Le 13 novembre dernier, CNN a diffusé un reportage montrant des migrant⋅e⋅s entassé⋅e⋅s dans des centres de rétention, battu⋅e.s et humilié⋅e⋅s et même vendu⋅e⋅s aux enchères en Libye.
Cette vidéo a provoqué une prise de conscience qui a abouti à l’ouverture d’une enquête, qui, nous l’espérons, permettra enfin de faire la lumière sur les atteintes aux droits fondamentaux dont sont victimes les migrant⋅e⋅s.
Toutefois, cette prise de conscience en amène une autre, à savoir que les gouvernements qui dénoncent actuellement ces actes inhumains ont fait la sourde oreille pendant plusieurs mois, malgré les alertes des ONG et des personnalités politiques.
En effet, en avril dernier l’Organisation Internationale pour les Migrations (OIM) dénonçait des « marchés aux esclaves » en Libye puis a informé deux mois plus tard les Nations Unies de « cas de torture commis » dans ce pays.
En octobre, c’est au tour du Haut-Commissariat de l’ONU pour les Réfugié⋅e⋅s (HCR) de dénoncer des cas de travail forcé et d’exploitations sexuelles.
En dépit de toutes les alertes, les ministres des affaires étrangères de l’Union Européenne ont renforcé, en juillet, la coopération avec la Libye déjà mise en place depuis mars. Cette décision a été prise sans consultation du Parlement européen nonobstant les dénonciations faîtes par les élu⋅e⋅s notamment celles et ceux du groupe « Les Verts-ALE » dès janvier 2017.
Emmanuel Macron parle aujourd’hui d’un « crime contre l’humanité » et demande une intervention du conseil de sécurité de l’ONU.
Cette émotion soudaine est surprenante notamment quand on se souvient de sa volonté de créer des « hotspots » en Libye en juillet dernier avec un but précis : limiter les demandes d’asile en Europe.
Le mot d’ordre est clair : les frontières priment sur les droits humains.
L’externalisation des responsabilités d’accueil des personnes en danger s’exerce non seulement au niveau de l’Union Européenne mais également au niveau national comme l’illustre l’exercice de la procédure dite « Dublin ».
Selon le règlement « Dublin III », une demande d’asile peut relever d’un autre état européen que celui dans lequel une personne a voulu la déposer. Dans ce cas, la personne demandeuse d’asile sera placé⋅e en procédure dite « Dublin » et pourra potentiellement être renvoyé⋅e vers un pays qui ne peut garantir le respect des droits fondamentaux.

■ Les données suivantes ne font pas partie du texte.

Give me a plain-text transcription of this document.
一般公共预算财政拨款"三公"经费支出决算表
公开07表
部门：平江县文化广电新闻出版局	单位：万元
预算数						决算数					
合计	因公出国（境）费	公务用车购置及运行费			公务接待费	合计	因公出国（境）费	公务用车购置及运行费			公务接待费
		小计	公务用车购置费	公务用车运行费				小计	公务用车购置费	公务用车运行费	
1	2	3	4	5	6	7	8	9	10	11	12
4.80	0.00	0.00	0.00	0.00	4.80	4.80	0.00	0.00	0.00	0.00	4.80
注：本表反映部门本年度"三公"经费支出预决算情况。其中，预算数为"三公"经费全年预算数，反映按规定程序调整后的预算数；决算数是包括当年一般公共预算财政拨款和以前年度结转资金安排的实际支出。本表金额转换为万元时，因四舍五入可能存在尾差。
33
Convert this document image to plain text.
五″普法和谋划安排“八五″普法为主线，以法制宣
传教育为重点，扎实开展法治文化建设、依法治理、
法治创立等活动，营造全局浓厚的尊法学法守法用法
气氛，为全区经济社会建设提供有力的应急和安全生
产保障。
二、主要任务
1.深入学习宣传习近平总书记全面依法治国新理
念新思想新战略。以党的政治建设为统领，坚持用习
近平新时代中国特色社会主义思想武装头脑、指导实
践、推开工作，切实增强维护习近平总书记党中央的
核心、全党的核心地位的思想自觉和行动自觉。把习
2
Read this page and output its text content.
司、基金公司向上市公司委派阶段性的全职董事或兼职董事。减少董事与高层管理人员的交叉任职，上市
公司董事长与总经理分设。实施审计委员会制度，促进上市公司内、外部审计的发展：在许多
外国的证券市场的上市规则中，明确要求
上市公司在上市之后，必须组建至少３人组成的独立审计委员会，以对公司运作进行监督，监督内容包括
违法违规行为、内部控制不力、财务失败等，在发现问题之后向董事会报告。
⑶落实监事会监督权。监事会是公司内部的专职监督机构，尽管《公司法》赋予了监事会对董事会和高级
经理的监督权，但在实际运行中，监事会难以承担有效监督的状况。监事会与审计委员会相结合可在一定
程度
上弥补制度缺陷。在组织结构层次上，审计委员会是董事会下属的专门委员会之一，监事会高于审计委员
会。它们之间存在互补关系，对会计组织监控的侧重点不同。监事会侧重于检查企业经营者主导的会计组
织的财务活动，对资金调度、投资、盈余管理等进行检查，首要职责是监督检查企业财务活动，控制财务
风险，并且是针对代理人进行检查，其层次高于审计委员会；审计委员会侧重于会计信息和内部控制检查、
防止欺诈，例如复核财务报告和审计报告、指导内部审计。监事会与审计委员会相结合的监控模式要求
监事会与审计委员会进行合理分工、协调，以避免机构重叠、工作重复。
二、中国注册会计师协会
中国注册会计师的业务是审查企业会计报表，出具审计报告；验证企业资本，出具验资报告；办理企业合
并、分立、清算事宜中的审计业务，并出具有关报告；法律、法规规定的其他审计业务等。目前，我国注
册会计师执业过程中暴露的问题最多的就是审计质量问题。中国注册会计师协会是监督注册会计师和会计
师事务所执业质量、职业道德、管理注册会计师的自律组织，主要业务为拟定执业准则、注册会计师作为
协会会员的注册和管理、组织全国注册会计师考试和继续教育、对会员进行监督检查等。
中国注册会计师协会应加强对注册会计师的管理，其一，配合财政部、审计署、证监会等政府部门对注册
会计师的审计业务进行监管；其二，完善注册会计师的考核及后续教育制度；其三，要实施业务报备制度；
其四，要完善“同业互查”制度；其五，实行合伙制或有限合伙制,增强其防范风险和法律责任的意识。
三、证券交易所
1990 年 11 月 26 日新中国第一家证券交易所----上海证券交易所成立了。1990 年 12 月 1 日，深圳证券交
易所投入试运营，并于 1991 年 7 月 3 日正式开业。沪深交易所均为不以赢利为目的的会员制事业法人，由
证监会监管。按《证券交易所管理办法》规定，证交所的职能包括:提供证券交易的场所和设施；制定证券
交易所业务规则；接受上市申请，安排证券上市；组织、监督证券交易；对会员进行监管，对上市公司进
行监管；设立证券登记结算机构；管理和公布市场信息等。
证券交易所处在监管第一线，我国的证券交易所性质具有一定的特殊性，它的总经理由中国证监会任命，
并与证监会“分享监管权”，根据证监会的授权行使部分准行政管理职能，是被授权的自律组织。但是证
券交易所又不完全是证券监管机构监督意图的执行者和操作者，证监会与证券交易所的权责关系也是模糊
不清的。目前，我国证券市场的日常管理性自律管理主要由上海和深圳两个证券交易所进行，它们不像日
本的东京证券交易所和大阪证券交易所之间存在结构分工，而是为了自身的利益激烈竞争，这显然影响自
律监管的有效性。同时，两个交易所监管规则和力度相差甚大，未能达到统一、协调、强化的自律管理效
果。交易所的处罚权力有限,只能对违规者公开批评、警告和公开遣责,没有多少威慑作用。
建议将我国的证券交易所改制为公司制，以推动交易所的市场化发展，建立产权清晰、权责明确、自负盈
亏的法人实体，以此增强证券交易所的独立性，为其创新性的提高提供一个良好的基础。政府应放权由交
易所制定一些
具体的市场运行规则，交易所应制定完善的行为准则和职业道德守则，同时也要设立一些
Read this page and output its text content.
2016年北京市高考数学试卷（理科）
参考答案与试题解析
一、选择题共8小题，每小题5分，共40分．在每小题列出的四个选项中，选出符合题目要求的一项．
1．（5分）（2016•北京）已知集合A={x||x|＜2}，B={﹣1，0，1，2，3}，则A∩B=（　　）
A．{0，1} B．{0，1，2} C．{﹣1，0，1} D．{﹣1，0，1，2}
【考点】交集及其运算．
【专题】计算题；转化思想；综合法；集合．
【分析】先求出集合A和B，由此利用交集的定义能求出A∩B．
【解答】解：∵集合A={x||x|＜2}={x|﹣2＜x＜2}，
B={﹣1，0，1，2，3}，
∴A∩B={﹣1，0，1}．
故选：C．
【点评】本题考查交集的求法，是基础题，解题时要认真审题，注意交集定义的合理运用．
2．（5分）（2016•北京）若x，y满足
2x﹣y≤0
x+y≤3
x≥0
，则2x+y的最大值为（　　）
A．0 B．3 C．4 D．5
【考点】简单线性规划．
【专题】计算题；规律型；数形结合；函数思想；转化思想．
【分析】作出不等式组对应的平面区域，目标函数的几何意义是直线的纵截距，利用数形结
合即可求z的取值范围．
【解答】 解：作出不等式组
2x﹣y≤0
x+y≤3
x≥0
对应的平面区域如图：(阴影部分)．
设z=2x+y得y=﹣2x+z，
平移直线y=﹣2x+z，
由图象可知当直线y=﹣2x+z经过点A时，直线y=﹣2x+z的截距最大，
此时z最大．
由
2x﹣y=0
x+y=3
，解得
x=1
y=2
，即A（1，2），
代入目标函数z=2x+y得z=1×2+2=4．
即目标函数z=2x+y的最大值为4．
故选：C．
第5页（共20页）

La Cour Européenne des Droits de l’Homme (CEDH) l’a souligné dans un arrêt du 21 janvier 2001 énonçant que la Grèce ne dispose pas d’un système d’asile efficace, c’est-à-dire que cet état ne peut assurer un accès à la procédure d’asile, des conditions d’accueil convenables pour les personnes demandeuses d’asile et des recours effectifs contre les violations des droits humains.
Le 28 février 2017, la CEDH a condamné la Hongrie en raison de détentions et expulsions de migrant⋅e⋅s par ses autorités contraires à la Convention européenne des droits de l’Homme et des libertés fondamentales.
Tandis que l’Allemagne a réagi en arrêtant de transférer les personnes en procédure Dublin vers ce pays, 765 accords de transferts ont été prononcés par la Hongrie à la demande de la France en 2016.
Pendant que Emmanuel Macron se revendique grand combattant en faveur des droits humains, son ministre Gérard Collomb s’est félicité d’une hausse de 124 % des transferts « Dublin » depuis le début de l’année.
Le projet de loi sur l’immigration continue dans ce sens puisqu’il a pour objectif « d’améliorer » ce taux notamment en ayant recours à la rétention administrative.
Priver des personnes de liberté pour ensuite les transférer dans un état bafouant leurs autres droits humains tel est l’ambitieux projet de notre gouvernement… A moins que l’Assemblée Nationale, capable de faire une standing ovation au député Max Mathiasin, ose faire barrage à celui-ci au nom de la défense des mêmes valeurs.